Friday, March 4, 2011

"Auto insurance fraud crackdown in Miami-Dade"

When the owner of a West Miami-Dade medical clinic schemed to bill insurance companies for staged auto accidents, she did not know that an undercover witness was secretly recording her, authorities say.

“Bring me good stuff,” Elsa Terrero, of New Horizon Practice, told a cooperating witness, according to an arrest warrant released Wednesday. “I control all the clinics in this building … you will get paid.”

Terrero was one of 25 people — including three doctors — charged Wednesday in a crackdown on “personal injury protection” fraud in Miami-Dade that officials say costs insurances companies millions of dollars each year, and ultimately raises rates for consumers. Terrero’s scam cost insurance companies nearly $800,000, though the amount is likely much more, officials said.

“This is not a clinic.
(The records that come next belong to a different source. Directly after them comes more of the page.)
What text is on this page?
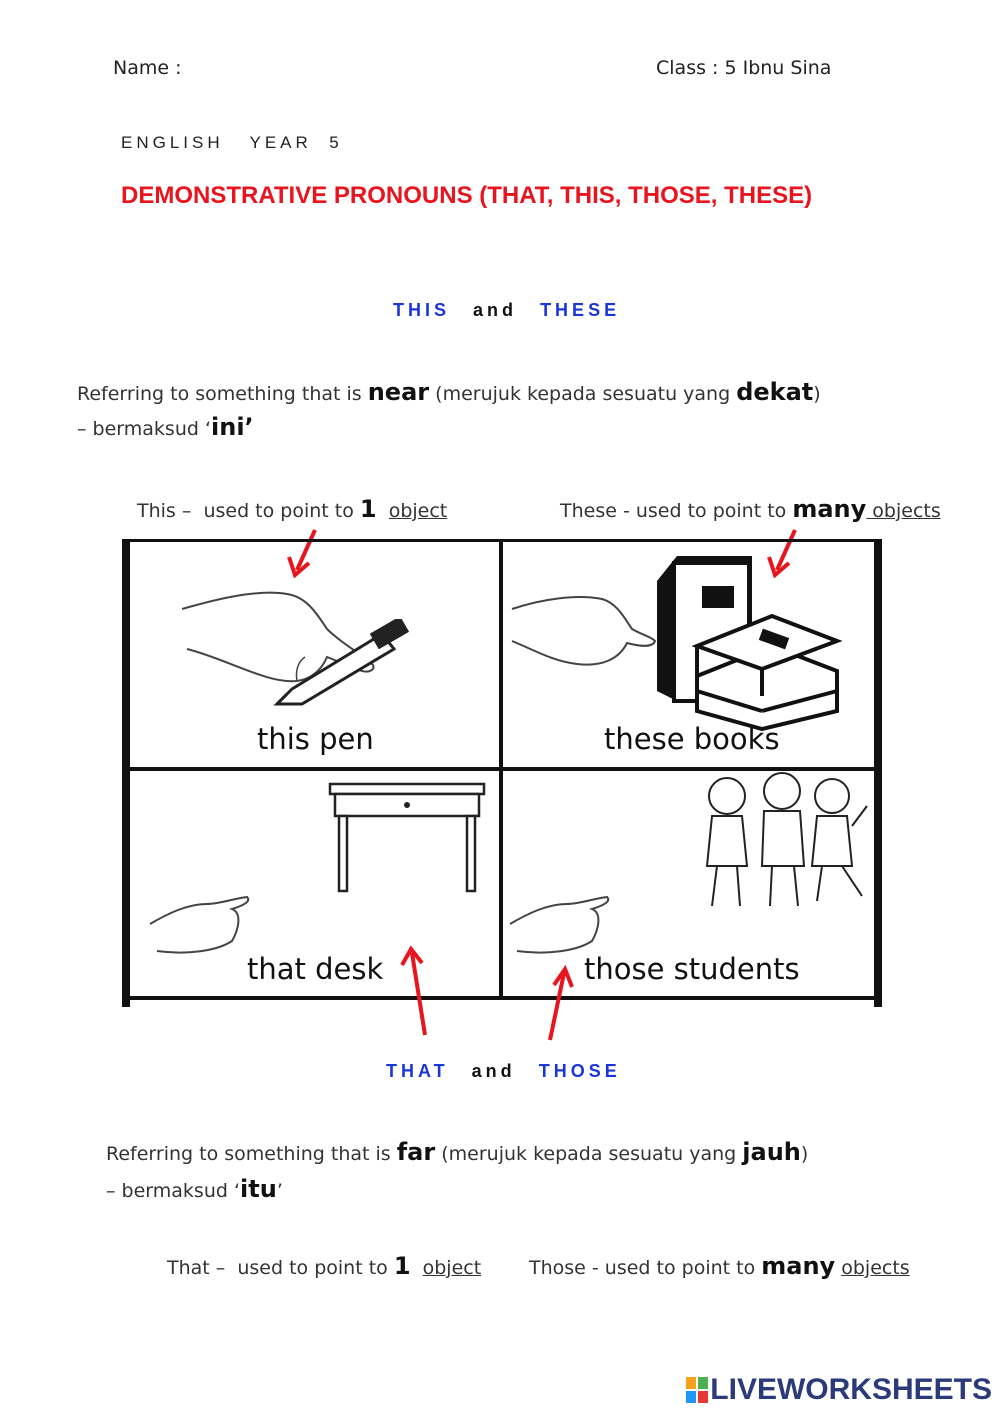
Name :	Class : 5 Ibnu Sina
ENGLISH   YEAR  5
DEMONSTRATIVE PRONOUNS (THAT, THIS, THOSE, THESE)
THIS and THESE
Referring to something that is near (merujuk kepada sesuatu yang dekat)
– bermaksud ‘ini’
This –  used to point to 1 object	These - used to point to many objects
this pen	these books
that desk	those students
THAT and THOSE
Referring to something that is far (merujuk kepada sesuatu yang jauh)
– bermaksud ‘itu’
That –  used to point to 1 object	Those - used to point to many objects
LIVEWORKSHEETS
This is a fraud mill,” Florida’s Chief Financial Officer Jeff Atwater said at a press conference Wednesday.

“Many people see the insurance fraud as a victimless crime. It is not,” said Miami-Dade State Attorney Katherine Fernandez Rundle.

The ring was cracked by detectives from the state’s Department of Financial Services fraud division, and Miami-Dade prosecutors. PIP insurance pays for up to $10,000 in medical bills and lost wages, and Florida ranks as one of the top states in the country for staged auto accident fraud.

Terrero, 40, is charged with racketeering, grand theft, organized scheme to defraud and a slew of other felonies. The others face similar charges.

The undercover investigation began in November 2009 when a man named Martin Triana, secretly working with detectives, agreed to stage an auto accident at a red light in Liberty City, according to an arrest warrant.

Triana later went to the clinic, 7171 Coral Way, where he signed 25 blank therapy forms, which would later be submitted to insurance companies, and was later X-rayed by an unlicensed technician. Later visits resulted in no treatment, the warrant said.

The clinic later billed State Farm insurance for 40 therapy sessions. The clinic also billed the company for three visits with Dr. Gerald Amado, who never examined Triana; the doctor was arrested Wednesday.

Triana later recruited a man named Miguel Hernandez, who was actually an undercover detective using a fake identity. Hernandez played along in another bogus accident, the warrant said, and the result was that clinic billed Imperial Fire & Casualty Insurance Company for $20,225.24.